The Prophet (peace be upon him) never belittled a person because of age; he empowered the youth and enabled them to shoulder huge responsibilities.

Thinking highly of the youth lifts the bar for their capabilities and accomplishments; people tend to live up to what is expected of them.  



Whenever the Prophet (peace be upon him) sent a group of men on a scouting or trade or military expedition, he always appointed a leader for the group. When selecting a leader, he would talk to the men and ask how much of the Holy Qur’an they had learned. On one occasion, the youngest man in a large group had said that he had memorized by heart several chapters of the Holy Qur’an. This young man was chosen as the leader because his knowledge of the Holy Qur’an surpassed the knowledge of the other men who exceeded him in age.



Knowledge and character are more important criteria for leadership than chronological age.



When the Prophet (peace be upon him) wanted a young man, Abdullah ibn Umar, to adopt a certain behavior, which was praying the voluntary late night prayer, he did not list the boy’s shortcomings or condemn him.



Instead he (peace be upon him) used encouragement and positive reinforcement by saying, “What a blessed man is Abdullah. Should he perform the prayer at night he would be blessed even more.”



Before he (peace be upon him) gave instructions, he praised the young man. From that day, Abdullah ibn Umar never abandoned the late night prayer for the rest of his life.

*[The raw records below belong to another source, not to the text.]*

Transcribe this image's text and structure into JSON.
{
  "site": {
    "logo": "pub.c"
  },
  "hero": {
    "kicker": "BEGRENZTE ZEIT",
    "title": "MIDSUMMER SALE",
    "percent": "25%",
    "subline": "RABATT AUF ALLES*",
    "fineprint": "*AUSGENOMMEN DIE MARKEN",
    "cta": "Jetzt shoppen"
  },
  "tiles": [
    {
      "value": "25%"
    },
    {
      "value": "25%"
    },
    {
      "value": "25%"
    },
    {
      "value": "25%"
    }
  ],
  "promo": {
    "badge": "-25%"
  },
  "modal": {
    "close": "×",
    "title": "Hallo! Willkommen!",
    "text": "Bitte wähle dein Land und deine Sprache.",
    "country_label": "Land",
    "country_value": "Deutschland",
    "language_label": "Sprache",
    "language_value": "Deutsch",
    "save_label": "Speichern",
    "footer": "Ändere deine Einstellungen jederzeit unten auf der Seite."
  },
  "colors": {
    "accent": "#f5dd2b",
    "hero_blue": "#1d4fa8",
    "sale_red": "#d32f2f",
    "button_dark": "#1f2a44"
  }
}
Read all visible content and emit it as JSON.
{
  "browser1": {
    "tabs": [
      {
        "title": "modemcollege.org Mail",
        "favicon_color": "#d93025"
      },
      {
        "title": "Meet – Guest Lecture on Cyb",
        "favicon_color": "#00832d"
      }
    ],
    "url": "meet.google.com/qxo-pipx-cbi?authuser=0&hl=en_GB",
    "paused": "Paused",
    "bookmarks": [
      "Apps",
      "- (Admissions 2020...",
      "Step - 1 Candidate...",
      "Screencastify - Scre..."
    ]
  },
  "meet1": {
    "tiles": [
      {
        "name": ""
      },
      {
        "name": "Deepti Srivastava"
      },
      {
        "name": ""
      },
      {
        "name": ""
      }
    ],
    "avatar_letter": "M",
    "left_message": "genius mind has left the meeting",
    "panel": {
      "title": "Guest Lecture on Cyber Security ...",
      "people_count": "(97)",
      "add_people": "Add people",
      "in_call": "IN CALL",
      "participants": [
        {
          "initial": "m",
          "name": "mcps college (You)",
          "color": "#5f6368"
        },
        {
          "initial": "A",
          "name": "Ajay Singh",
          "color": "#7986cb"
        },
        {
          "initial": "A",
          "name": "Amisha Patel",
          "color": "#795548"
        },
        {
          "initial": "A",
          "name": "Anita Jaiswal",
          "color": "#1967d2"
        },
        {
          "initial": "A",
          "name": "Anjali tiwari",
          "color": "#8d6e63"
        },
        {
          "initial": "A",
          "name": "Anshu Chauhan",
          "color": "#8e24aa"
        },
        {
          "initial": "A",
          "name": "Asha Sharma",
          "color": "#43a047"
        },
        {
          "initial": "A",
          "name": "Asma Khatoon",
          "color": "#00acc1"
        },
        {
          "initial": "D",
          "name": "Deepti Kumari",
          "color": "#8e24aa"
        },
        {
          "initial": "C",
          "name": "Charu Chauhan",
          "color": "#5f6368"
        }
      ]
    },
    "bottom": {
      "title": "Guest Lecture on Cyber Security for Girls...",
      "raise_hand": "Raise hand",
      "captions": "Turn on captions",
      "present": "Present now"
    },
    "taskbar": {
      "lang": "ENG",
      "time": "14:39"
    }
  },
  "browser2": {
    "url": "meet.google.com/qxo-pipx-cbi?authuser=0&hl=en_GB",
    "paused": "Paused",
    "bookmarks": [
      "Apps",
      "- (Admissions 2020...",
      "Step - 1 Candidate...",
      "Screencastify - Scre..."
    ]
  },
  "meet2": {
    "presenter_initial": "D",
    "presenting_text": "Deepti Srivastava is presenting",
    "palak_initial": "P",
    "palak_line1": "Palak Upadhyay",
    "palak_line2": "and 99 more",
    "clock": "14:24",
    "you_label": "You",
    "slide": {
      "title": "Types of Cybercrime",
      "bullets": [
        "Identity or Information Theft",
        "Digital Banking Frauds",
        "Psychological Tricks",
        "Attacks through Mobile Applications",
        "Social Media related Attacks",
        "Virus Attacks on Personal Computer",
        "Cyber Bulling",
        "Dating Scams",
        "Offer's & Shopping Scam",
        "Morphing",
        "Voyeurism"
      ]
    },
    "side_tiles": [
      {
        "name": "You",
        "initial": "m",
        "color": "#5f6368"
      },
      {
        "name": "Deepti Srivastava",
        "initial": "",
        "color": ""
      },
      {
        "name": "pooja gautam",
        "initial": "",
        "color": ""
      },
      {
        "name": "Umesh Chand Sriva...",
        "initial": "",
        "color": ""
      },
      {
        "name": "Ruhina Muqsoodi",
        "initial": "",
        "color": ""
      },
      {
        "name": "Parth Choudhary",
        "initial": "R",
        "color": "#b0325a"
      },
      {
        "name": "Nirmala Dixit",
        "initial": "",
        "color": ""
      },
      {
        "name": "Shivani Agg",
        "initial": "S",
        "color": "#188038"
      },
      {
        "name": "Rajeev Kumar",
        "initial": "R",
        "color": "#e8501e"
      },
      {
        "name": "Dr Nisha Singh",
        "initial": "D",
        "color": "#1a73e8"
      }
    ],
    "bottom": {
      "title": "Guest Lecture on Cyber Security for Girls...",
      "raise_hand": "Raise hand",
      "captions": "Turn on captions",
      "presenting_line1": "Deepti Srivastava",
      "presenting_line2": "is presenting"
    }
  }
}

When it comes to preparing our children for leadership roles, constant and hurtful criticism can be counter-productive.



Of course as parents, we should advise and guide our children. When a teenager makes a mistake, a heartfelt talk with sound advice is far more effective than yelling and criticizing in a fit of rage. Most often, teens just tune out and stop listening to our ranting and raving. They listen much more attentively when we speak out of concern and love, rather than anger and disapproval.